La prise de Fribourg-en-Brisgau
D’après « Histoire du règne de Louis XIV » – Henri P. de Limier – 1717
Le duc de Lorraine, qui marchait avec beaucoup de diligence pour délivrer le prince de Saxe de l’extrémité où il trouvait, s’avança vers Strasbourg, passa le Rhin sur le pont de cette ville pour suivre l’armée française. Il la trouva campée près du château de Kokersberg, et ayant envoyé le général major Schultz avec un gros détachement de cavalerie pour la reconnaître, le comte de Haran poussa jusqu’à la Grand’Garde des Français avec quelques escadrons.
Peu s’en fallut qu’il ne la renversât et qu’il n’engageât une affaire générale, car le maréchal de Créqui avait envoyé 36 escadrons des gardes-du-corps, des gendarmes, des chevau-légers de la garde et des meilleures troupes de son armée contre les Impériaux. Ceux-ci, après avoir d’abord fait plier la droite des Français, furent poussés avec tant de vigueur, qu’après avoir plié à leur tour, couraient le risque d’être taillés en pièces, si le duc de Lorraine, étant venu en personne à leur secours, n’eût obligé les Français à reprendre la route de leur camp.
Ce combat fut suivi quelque temps après, de la prise de Fribourg. Le général français fit semblant de se retirer et d’aller mettre ses troupes dans les quartiers d’hiver.
Le duc de Lorraine, dont l’armée était extrêmement fatiguée, et qui ne savait plus de quoi la faire subsister, se retira aussi de son côté. Mais le maréchal de Créqui, étant retourné peu après en diligence sur ses pas, fit passer le Rhin à son armée à Brisach, et ayant détaché le Sr de Monclar avec de la cavalerie, celui-ci investit Fribourg le 9 novembre.
Toute l’armée arriva le lendemain aux environs de la place. Le comte d’Aubijoux se posta avec cinq bataillons dans le faubourg de Wuchre que les Impériaux n’avaient eu leloisir de brûler qu’à demi, et qui était du côté par où le maréchal Créqui avait résolu d’attaquer la place.
Le 11, les assiégeants se rendirent maîtres de deux redoutes à la hauteur du château, et y dressèrent une batterie, qui, incommodant extrêmement les assiégés, donna moyen aux Français de pousser leurs attaques sur le bord du fossé, nonobstant la rigueur du froid.

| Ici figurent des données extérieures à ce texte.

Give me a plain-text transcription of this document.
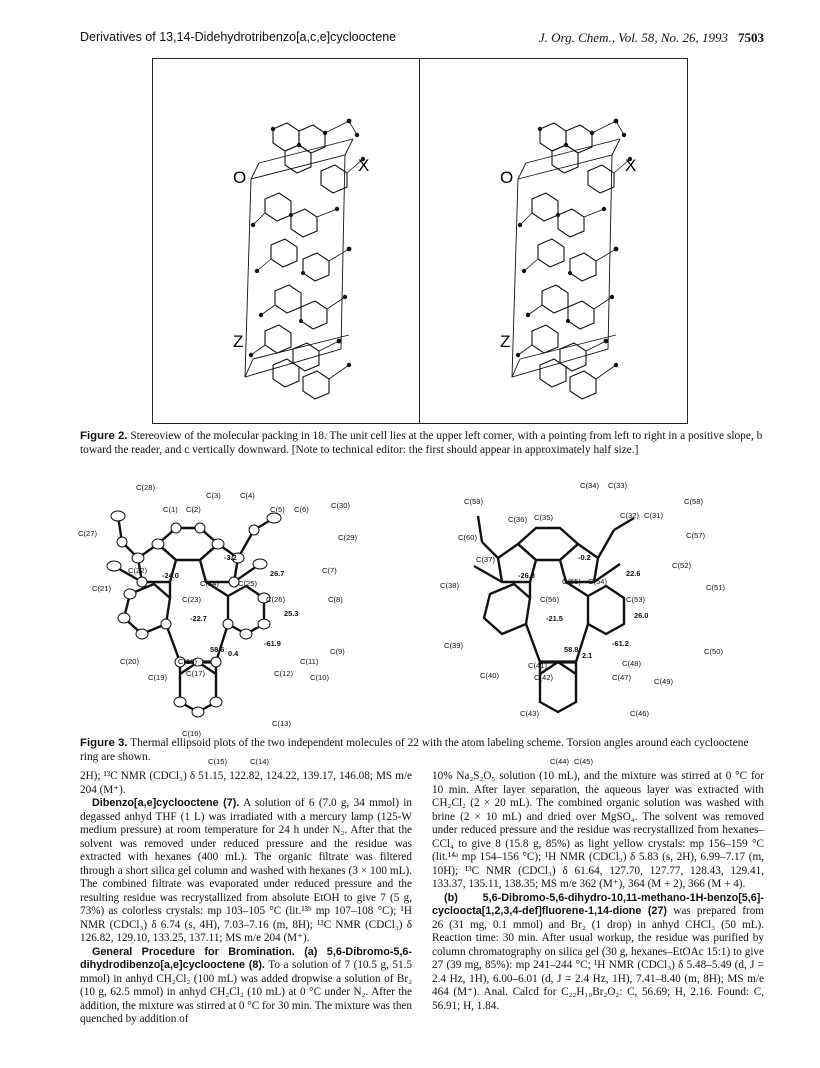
Derivatives of 13,14-Didehydrotribenzo[a,c,e]cyclooctene	J. Org. Chem., Vol. 58, No. 26, 1993 7503
O
X
Z
O
X
Z
Figure 2. Stereoview of the molecular packing in 18. The unit cell lies at the upper left corner, with a pointing from left to right in a positive slope, b toward the reader, and c vertically downward. [Note to technical editor: the first should appear in approximately half size.]
C(28)
C(3)	C(4)
C(30)
C(1) C(2)	C(5) C(6)
C(27)	C(29)
C(22)	C(7)
C(21)
C(24)	C(25)
C(23)	C(26)	C(8)
C(9)
C(20)	C(18)	C(11)
C(19)	C(17)	C(12) C(10)
C(13)
C(16)
C(15)	C(14)
-3.2
-24.0	26.7
-22.7
25.3
58.6 0.4
-61.9
C(34) C(33)
C(59)	C(58)
C(36) C(35)	C(32) C(31)
C(60)	C(57)
C(37)
C(52)
C(38)	C(55) C(54)
C(51)
C(56)	C(53)
C(39)
C(50)
C(41)	C(48)
C(40)	C(42)	C(47)	C(49)
C(43)	C(46)
C(44) C(45)
-0.2
-26.8	22.6
-21.5	26.0
58.8
2.1
-61.2
Figure 3. Thermal ellipsoid plots of the two independent molecules of 22 with the atom labeling scheme. Torsion angles around each cyclooctene ring are shown.

2H); ¹³C NMR (CDCl₃) δ 51.15, 122.82, 124.22, 139.17, 146.08; MS m/e 204 (M⁺).

Dibenzo[a,e]cyclooctene (7). A solution of 6 (7.0 g, 34 mmol) in degassed anhyd THF (1 L) was irradiated with a mercury lamp (125-W medium pressure) at room temperature for 24 h under N₂. After that the solvent was removed under reduced pressure and the residue was extracted with hexanes (400 mL). The organic filtrate was filtered through a short silica gel column and washed with hexanes (3 × 100 mL). The combined filtrate was evaporated under reduced pressure and the resulting residue was recrystallized from absolute EtOH to give 7 (5 g, 73%) as colorless crystals: mp 103–105 °C (lit.¹³ᵇ mp 107–108 °C); ¹H NMR (CDCl₃) δ 6.74 (s, 4H), 7.03–7.16 (m, 8H); ¹³C NMR (CDCl₃) δ 126.82, 129.10, 133.25, 137.11; MS m/e 204 (M⁺).

General Procedure for Bromination. (a) 5,6-Dibromo-5,6-dihydrodibenzo[a,e]cyclooctene (8). To a solution of 7 (10.5 g, 51.5 mmol) in anhyd CH₂Cl₂ (100 mL) was added dropwise a solution of Br₂ (10 g, 62.5 mmol) in anhyd CH₂Cl₂ (10 mL) at 0 °C under N₂. After the addition, the mixture was stirred at 0 °C for 30 min. The mixture was then quenched by addition of

10% Na₂S₂O₅ solution (10 mL), and the mixture was stirred at 0 °C for 10 min. After layer separation, the aqueous layer was extracted with CH₂Cl₂ (2 × 20 mL). The combined organic solution was washed with brine (2 × 10 mL) and dried over MgSO₄. The solvent was removed under reduced pressure and the residue was recrystallized from hexanes–CCl₄ to give 8 (15.8 g, 85%) as light yellow crystals: mp 156–159 °C (lit.¹⁴ᵃ mp 154–156 °C); ¹H NMR (CDCl₃) δ 5.83 (s, 2H), 6.99–7.17 (m, 10H); ¹³C NMR (CDCl₃) δ 61.64, 127.70, 127.77, 128.43, 129.41, 133.37, 135.11, 138.35; MS m/e 362 (M⁺), 364 (M + 2), 366 (M + 4).

(b) 5,6-Dibromo-5,6-dihydro-10,11-methano-1H-benzo[5,6]-cycloocta[1,2,3,4-def]fluorene-1,14-dione (27) was prepared from 26 (31 mg, 0.1 mmol) and Br₂ (1 drop) in anhyd CHCl₃ (50 mL). Reaction time: 30 min. After usual workup, the residue was purified by column chromatography on silica gel (30 g, hexanes–EtOAc 15:1) to give 27 (39 mg, 85%): mp 241–244 °C; ¹H NMR (CDCl₃) δ 5.48–5.49 (d, J = 2.4 Hz, 1H), 6.00–6.01 (d, J = 2.4 Hz, 1H), 7.41–8.40 (m, 8H); MS m/e 464 (M⁺). Anal. Calcd for C₂₂H₁₀Br₂O₂: C, 56.69; H, 2.16. Found: C, 56.91; H, 1.84.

Le 13, le maréchal fit donner l’assaut au faubourg de Neubourg, qui fut emporté malgré la résistance du marquis de Bade et des comtes de Porcia et de Caunitz, commandants des troupes qui le défendaient.

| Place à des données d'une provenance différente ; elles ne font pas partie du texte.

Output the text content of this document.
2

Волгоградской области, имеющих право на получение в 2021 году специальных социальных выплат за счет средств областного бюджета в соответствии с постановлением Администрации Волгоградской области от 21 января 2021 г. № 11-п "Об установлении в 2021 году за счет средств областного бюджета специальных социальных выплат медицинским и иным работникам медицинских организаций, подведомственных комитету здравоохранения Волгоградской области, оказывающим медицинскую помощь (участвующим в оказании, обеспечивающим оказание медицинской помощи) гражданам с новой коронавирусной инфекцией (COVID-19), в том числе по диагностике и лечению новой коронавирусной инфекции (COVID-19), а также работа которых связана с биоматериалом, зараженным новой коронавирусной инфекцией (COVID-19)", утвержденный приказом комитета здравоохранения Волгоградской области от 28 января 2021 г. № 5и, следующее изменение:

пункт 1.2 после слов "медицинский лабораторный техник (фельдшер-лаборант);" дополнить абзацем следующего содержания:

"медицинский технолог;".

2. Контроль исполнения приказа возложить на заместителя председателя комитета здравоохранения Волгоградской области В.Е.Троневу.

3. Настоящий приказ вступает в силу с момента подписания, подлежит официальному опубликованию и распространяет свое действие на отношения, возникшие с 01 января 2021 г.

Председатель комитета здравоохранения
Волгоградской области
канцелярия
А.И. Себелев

Le 14, le major général Schultz, gouverneur de la place, fit battre la chamade et se rendit, quoique sa garnison fût encore de huit cents hommes de pied et de quatre cents chevaux.
On ne douta point qu’il n’eût été gagné par les Français. En effet, les officiers se plaignirent qu’il n’avait jamais fait assembler le conseil de guerre, qu’on s’était défendu sans ordre, et que le peu de résistance que les Français avaient trouvé, était ce qu’ils leur avaient fait tout entreprendre.

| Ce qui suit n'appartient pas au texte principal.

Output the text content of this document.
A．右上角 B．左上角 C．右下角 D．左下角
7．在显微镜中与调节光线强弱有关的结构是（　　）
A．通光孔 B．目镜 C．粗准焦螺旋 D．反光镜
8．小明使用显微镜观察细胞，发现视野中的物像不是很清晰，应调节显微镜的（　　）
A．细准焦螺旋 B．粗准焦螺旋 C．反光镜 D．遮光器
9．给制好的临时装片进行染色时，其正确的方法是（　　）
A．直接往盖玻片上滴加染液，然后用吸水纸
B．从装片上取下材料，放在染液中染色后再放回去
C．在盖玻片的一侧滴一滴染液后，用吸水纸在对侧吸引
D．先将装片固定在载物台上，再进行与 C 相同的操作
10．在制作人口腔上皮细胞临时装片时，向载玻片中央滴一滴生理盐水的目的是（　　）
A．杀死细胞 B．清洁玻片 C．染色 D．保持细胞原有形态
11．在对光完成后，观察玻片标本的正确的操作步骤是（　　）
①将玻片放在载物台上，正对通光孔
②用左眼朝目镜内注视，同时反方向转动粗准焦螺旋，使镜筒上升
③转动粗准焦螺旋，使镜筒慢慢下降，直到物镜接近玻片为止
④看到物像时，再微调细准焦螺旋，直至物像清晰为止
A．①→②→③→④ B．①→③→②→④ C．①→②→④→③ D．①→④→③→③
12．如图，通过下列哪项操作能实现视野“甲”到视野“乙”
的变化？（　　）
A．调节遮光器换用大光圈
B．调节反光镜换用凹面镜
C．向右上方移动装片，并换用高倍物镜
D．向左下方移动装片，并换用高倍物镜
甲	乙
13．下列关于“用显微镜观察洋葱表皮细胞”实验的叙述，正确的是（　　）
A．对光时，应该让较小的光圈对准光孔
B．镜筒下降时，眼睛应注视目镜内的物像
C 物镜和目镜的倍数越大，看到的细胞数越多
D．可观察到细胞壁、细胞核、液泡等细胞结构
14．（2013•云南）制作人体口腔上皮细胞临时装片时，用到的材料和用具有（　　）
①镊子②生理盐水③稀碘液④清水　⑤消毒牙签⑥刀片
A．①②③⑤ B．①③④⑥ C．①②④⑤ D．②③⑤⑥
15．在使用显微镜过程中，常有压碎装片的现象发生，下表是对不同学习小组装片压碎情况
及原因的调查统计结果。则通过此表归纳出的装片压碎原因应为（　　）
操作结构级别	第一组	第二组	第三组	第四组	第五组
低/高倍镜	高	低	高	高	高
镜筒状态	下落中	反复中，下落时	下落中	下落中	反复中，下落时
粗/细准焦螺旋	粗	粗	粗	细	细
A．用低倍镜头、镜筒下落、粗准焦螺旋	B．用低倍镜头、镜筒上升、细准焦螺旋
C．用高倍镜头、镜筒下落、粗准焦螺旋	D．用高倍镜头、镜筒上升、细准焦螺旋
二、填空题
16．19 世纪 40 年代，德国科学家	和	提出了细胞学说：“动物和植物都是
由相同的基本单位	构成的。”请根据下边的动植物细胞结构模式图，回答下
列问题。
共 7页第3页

L’empereur fit arrêter Schultz peu de temps après. Mais comme on ne put le convaincre de rien, et que le chancelier Oker était de ses parents, il n’eut pas de peine à se justifier.
Les Français, enflés par une conquête si importante, crurent n’en devoir pas demeurer là. Ils marchèrent du côté de Walkirch qu’ils rasèrent, avec quelques autres châteaux dans le voisinage, et repassèrent ensuite le Rhin.